I am new to TensorFlow objects, could you please help me how can I train my data in chunks using the GPU instance’s memory efficiently?

Thanks in advance.

Hi @Priyanshi_Jajoo,Once you have prepared your dataset you can convert your dataset set in batches. For example,

dataset = tf.data.Dataset.range(8)
batch_dataset = dataset.batch(3)

The above code will convert your data into batches of 3 elements each and you can pass this batch_dataset to train your model. Thank You.

1 Like

HI @Kiran_Sai_Ramineni Thanks for your response, could you please elaborate on how range() method would be helpful here instead of from_tensor_slices()?

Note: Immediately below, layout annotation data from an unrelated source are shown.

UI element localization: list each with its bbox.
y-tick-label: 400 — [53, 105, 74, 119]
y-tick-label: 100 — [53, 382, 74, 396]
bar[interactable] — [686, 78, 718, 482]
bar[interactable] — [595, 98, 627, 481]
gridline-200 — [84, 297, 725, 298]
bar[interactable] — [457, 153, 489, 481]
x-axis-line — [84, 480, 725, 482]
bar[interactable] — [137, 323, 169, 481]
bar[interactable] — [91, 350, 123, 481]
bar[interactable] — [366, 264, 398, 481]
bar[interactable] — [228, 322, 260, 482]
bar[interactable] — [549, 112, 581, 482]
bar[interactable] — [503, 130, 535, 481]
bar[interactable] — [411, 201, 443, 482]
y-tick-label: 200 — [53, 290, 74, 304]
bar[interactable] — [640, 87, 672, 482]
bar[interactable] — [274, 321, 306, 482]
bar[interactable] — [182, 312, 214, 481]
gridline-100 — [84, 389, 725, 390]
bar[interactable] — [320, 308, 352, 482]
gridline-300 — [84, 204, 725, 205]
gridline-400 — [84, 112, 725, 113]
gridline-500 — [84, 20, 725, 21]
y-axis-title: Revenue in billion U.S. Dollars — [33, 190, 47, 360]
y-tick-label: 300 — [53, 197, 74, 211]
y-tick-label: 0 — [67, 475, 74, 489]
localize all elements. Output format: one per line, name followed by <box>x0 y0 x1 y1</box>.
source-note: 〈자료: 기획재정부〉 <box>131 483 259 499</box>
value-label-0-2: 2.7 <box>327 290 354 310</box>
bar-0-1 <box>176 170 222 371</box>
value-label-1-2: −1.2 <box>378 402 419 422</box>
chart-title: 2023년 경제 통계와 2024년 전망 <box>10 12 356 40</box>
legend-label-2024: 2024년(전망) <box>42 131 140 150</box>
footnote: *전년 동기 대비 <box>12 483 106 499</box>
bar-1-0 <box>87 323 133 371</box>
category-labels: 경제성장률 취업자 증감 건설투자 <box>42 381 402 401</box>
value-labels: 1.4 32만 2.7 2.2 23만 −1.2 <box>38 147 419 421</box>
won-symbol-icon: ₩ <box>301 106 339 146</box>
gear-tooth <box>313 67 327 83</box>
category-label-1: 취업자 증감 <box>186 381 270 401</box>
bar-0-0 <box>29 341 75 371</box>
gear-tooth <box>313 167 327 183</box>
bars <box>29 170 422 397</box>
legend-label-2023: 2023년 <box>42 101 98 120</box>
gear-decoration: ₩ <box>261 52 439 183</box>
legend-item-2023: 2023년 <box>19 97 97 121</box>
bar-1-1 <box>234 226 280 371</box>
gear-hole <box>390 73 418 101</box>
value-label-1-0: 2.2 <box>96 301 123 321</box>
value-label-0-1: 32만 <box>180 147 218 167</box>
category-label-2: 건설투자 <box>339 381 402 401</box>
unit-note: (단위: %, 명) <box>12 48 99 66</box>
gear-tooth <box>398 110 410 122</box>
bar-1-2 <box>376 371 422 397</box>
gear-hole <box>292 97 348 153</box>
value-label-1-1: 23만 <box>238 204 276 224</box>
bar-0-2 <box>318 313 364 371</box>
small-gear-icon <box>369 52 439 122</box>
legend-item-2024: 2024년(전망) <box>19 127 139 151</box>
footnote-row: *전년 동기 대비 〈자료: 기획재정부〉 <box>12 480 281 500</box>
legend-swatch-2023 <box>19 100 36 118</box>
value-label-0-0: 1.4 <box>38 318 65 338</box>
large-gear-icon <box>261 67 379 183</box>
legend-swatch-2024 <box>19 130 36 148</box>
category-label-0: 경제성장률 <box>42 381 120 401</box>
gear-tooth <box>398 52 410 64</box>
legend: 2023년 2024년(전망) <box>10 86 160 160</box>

I believe the use of tf.data.Dataset.range in @Kiran_Sai_Ramineni’s code example is merely for illustration. It’s just a quick way of creating a dataset. You will want to continue to use your own dataset (but batch it).

1 Like

Thanks for clarifying.

Hi @Priyanshi_Jajoo, As @rcauvin mentioned i have used tf.data.Dataset.range for illustration, in the same way you make batches from the dataset created by using tf.data.Dataset.from_tensor_slices. Thank You.